En parlant de bon cinéma, Viggo Mortensen enchaîne sur “Green Book: Sur les routes du sud”. “J’espère que vous allez aimer ce film comme je l’aime”, lance-t-il. Et n’oublie pas, au passage, “son copain de tournage”, Mahershala Ali, avec qui il tient le rôle principal.

Un film sur le racisme, inspiré de faits réels

Les films qui se battent contre le racisme et les discriminations sont devenus presque ordinaires. On retrouve souvent la même chute, un “noir” et un “blanc” devenus amis malgré les préjugés. Pour “Green Book”, c’est presque le même schéma. Mais l’histoire est vraie. C’est celle d’un des pianistes les plus talentueux du monde, le noir américain Don Shirley.

Pour le film, Peter Farrelly a choisi un moment très particulier dans la vie de l’artiste. Sa tournée dans le sud des États-Unis (dans les États les plus racistes, les États ségrégationnistes), en 1962, en compagnie de Tony “Lip” Vallelonga, un chauffeur et ancien videur italo-américain qui accepte ce travail bien payé.

Les deux personnages ne se connaissent pas, mais partent sillonner les routes du sud pour deux mois, munis du “Negro Motorist Green Book”, livre qui a donné son nom au film et qui, des années 30 à 60, indique aux afro-américains qui prennent la route les hébergements qui acceptent les “noirs” dans chaque État.

Les premiers temps seront difficiles. Don Shirley est financièrement aisé, porte des tenues soignées, utilise un langage soutenu. Tony, lui, est tout son contraire.

Cet italo-américain qui a passé toute sa vie dans le Bronx fait des paris pour gagner un peu d’argent et ne se lasse pas d’injurier à tout va. Il est également plein de clichés, comme lorsqu’il s’étonne que le pianiste ne connaisse pas Aretha Franklin et n’ait jamais goûté au poulet frit. Mais le voyage n’est pas fini.

“Je suis plus noir que toi. J’ai vécu toute ma vie dans le Bronx, tous mes proches vivent dans le Bronx. Je ne donne pas de concerts à des personnes riches. Ma vie est plus noire que toi”, analyse Tony après déjà plusieurs semaines de voyage.
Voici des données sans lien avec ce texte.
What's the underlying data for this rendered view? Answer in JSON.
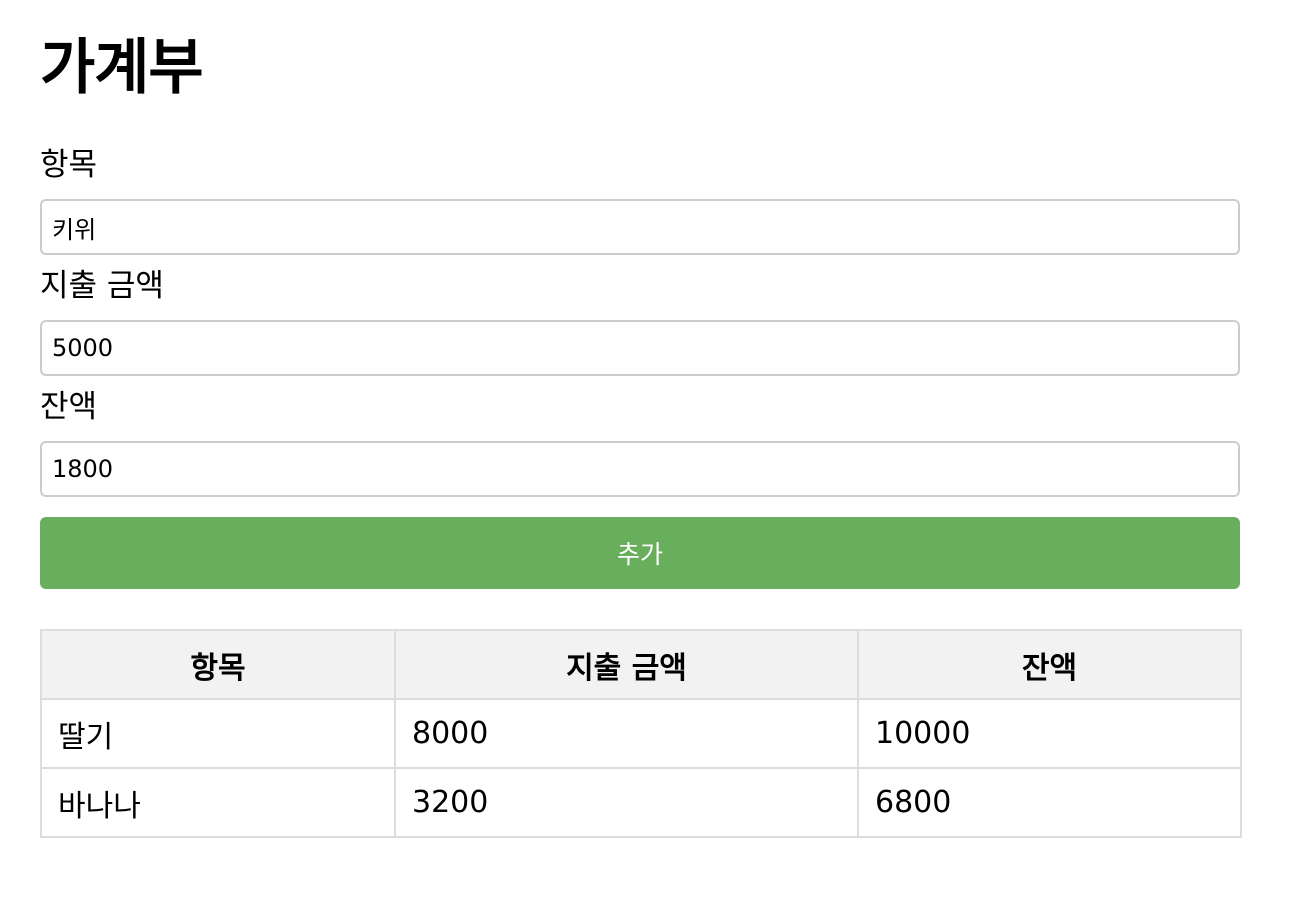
{
  "page": {
    "title": "가계부"
  },
  "form": {
    "item_label": "항목",
    "item_value": "키위",
    "spend_label": "지출 금액",
    "spend_value": "5000",
    "balance_label": "잔액",
    "balance_value": "1800",
    "add_button_label": "추가"
  },
  "table": {
    "headers": [
      "항목",
      "지출 금액",
      "잔액"
    ],
    "rows": [
      [
        "딸기",
        "8000",
        "10000"
      ],
      [
        "바나나",
        "3200",
        "6800"
      ]
    ]
  },
  "colors": {
    "accent": "#69ae5c",
    "header_bg": "#f2f2f2",
    "border": "#dddddd"
  }
}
Le chauffeur, un peu raciste au début, commence également à comprendre ce que vit un noir aux États-Unis durant ces années ségrégationnistes. De son côté, loin des réceptions mondaines de New-York, Don Shirley est confronté à deux mondes où il n’est pas accepté: celui des “blancs” de ces États racistes, pour qui il est trop “noir”. Et celui des “noirs” qu’il rencontre en chemin, pour qui il est trop “blanc”.
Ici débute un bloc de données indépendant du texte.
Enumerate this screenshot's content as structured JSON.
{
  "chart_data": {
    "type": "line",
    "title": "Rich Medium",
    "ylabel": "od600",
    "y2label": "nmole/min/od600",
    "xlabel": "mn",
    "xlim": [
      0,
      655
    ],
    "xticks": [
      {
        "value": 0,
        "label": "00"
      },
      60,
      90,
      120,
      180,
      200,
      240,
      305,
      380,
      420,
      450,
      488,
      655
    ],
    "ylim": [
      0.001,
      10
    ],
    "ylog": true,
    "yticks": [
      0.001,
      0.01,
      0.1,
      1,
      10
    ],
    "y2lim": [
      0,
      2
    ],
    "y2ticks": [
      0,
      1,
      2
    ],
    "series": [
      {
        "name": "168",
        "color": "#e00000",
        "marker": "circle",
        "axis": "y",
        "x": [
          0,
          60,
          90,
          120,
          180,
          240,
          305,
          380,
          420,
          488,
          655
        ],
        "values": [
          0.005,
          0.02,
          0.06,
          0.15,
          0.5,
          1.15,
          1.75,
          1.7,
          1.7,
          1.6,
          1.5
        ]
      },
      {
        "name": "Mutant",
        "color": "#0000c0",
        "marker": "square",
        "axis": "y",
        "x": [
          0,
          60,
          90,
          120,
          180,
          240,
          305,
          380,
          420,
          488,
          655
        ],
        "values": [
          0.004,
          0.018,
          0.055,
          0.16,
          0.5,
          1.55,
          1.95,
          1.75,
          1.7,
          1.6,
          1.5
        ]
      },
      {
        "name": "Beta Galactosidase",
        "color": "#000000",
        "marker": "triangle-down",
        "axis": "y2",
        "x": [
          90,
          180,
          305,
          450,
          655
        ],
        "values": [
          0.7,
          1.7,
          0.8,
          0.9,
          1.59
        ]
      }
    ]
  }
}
Ovation pour le long-métrage

Si l’histoire tire parfois sur le drame, “Green Book” a fait rire le public durant toute la projection. Parfois, des applaudissements ont retenti avant-même le générique de fin. Parce que l’histoire de Don Shirley résonne encore dans l’actualité. 
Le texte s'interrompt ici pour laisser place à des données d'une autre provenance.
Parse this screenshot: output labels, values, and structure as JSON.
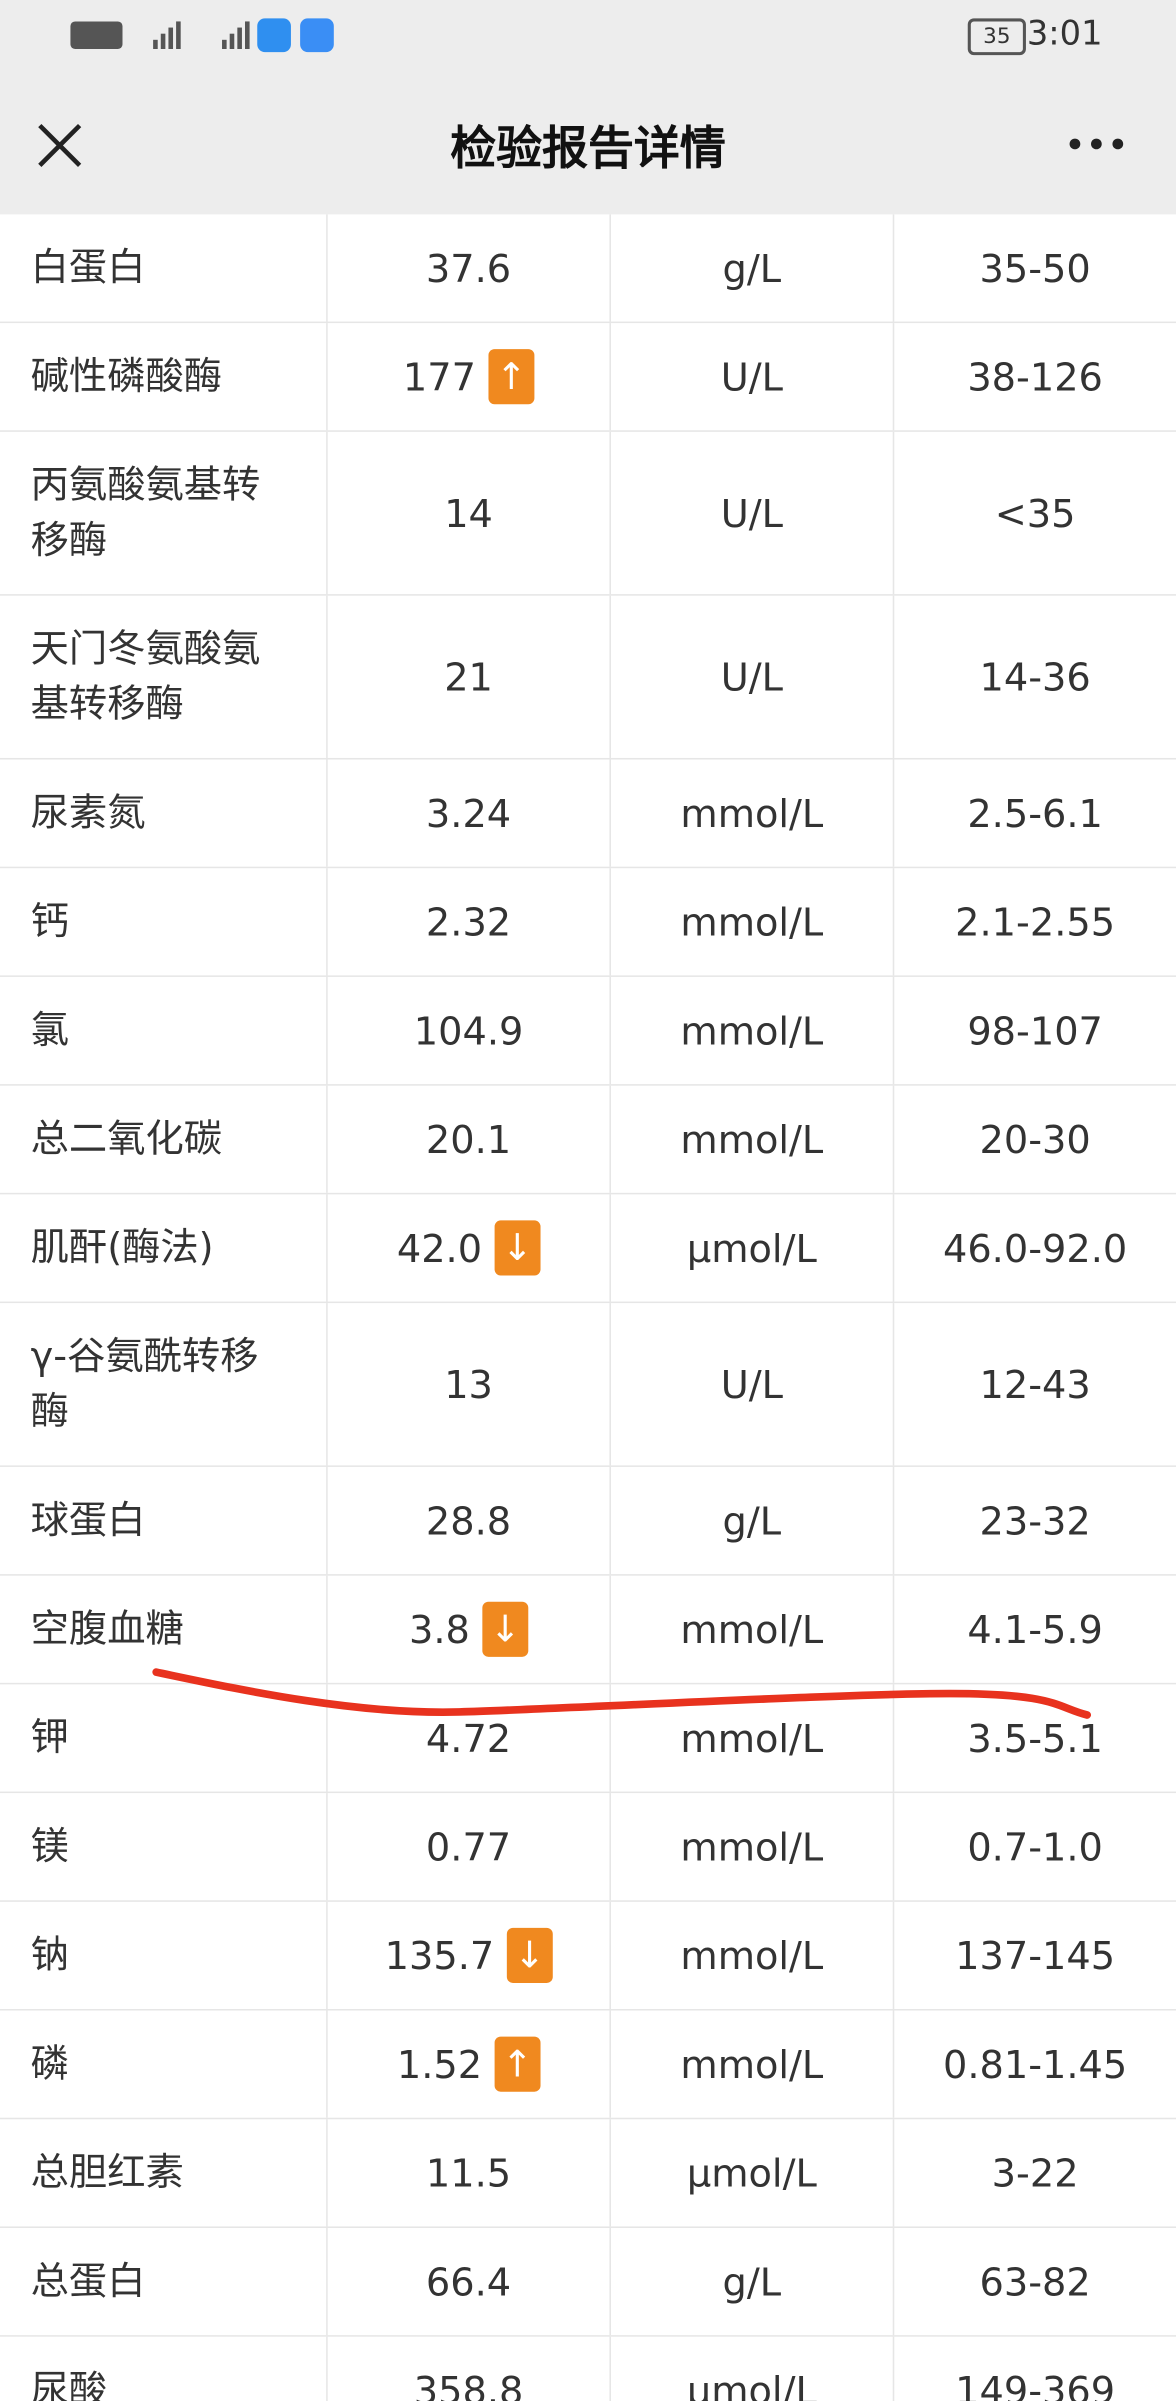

Avant la projection, Viggo Mortensen précisait d’ailleurs qu’il était toujours difficile, aujourd’hui, de proposer des films sur ce thème, mais que “c’est nécessaire. Tous les États doivent s’engager pour lutter contre les discriminations et le racisme. Même si c’est une chose qui existera toujours”. Mais comme le dit si bien le musicien qui accompagne Don Shirley, “le génie ne suffit pas. Il faut du courage pour pouvoir changer les choses”.

Le message est en tout cas bien passé dans le public, debout juste après les dernières secondes du long-métrage, qui a déjà obtenu le prix du public au Festival de Toronto et qui est désormais en lice pour les prochains Oscars.